Western Washington State is even more interesting due to these natural features. Trees like the Sitka spruce dominate the rainforest, but the Hoh Rain forest is also home to the western red cedar as well. Animals like the Roosevelt elk, the river otter and the black bear also live on the peninsula and in the Olympic Mountains. In fact, western Washington has so much variety; you can go from backcountry skiing to a riverside hot spring within hours. If you like hiking, the Olympic Mountains is just the beginning. There are lovely seaside cliffs around Neah Bay, and untamed beaches on the Washington Coast. You can spend a week exploring the Washington State Parks of the peninsula and still not see it all. West of the Olympic Mountains, the weather is much drier and so there are no rainforests.
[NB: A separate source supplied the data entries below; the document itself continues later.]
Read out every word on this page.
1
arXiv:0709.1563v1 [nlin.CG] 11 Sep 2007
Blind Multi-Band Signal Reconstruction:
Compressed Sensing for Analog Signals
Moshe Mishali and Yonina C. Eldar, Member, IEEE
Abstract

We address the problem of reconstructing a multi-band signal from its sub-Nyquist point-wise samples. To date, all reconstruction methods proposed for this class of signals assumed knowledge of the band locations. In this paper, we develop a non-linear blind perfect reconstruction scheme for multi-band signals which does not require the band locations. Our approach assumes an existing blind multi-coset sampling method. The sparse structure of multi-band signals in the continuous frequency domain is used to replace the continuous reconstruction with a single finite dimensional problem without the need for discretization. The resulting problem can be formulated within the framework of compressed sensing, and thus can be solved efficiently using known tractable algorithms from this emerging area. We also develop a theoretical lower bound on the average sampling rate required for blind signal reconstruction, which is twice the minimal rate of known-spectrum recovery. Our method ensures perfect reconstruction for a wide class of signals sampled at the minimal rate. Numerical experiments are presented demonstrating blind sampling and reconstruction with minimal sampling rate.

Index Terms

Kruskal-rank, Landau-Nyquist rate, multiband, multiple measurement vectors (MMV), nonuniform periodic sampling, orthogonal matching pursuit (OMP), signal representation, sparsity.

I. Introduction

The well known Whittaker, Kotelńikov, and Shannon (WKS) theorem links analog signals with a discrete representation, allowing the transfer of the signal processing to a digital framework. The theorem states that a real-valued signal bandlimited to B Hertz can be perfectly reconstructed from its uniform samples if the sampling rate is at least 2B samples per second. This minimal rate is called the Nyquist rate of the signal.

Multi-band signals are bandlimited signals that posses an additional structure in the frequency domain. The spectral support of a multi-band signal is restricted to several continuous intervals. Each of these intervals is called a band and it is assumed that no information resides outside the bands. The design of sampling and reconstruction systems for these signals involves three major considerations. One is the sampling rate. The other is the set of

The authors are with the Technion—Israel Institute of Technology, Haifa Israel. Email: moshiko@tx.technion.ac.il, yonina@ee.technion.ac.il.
As a result the trees are different; you are more likely see the western pine trees and vine maples.

Quinault Rain Forest
Quinault Rain Forest

The Olympic Mountains also stop the moisture from the ocean from going east, which adds to the large amount of rainfall this areas sees, and creating wet areas like the temperate rain forests like the Quinault and the Hoh rain forest. The soil in these Washington State Parks is helped by the minerals from old volcanic ash. Moss, ferns, mushrooms and other water loving plants also thrive in this moist environment. You can see the cycle of life from beginning to end. For example, you might come across a fallen log that is slowly decaying. This dead log is where seedlings thrive from the nutrients of the fallen log while feeding from the moisture of the rainforest floor. If you see a bunch of young trees with roots hugging a larger log, you know that this is the result of a carefully balanced eco-system. Filled with Washington State Parks, the most pristine wilderness areas on the Olympic Peninsula are protected for your use and enjoyment.

Washington State Forest
Washington State Forest

Thankfully, places like these are protected, and fill large areas of the Olympic Peninsula, so this is one of the Washington State Parks you should try not to miss on your Washington State vacation.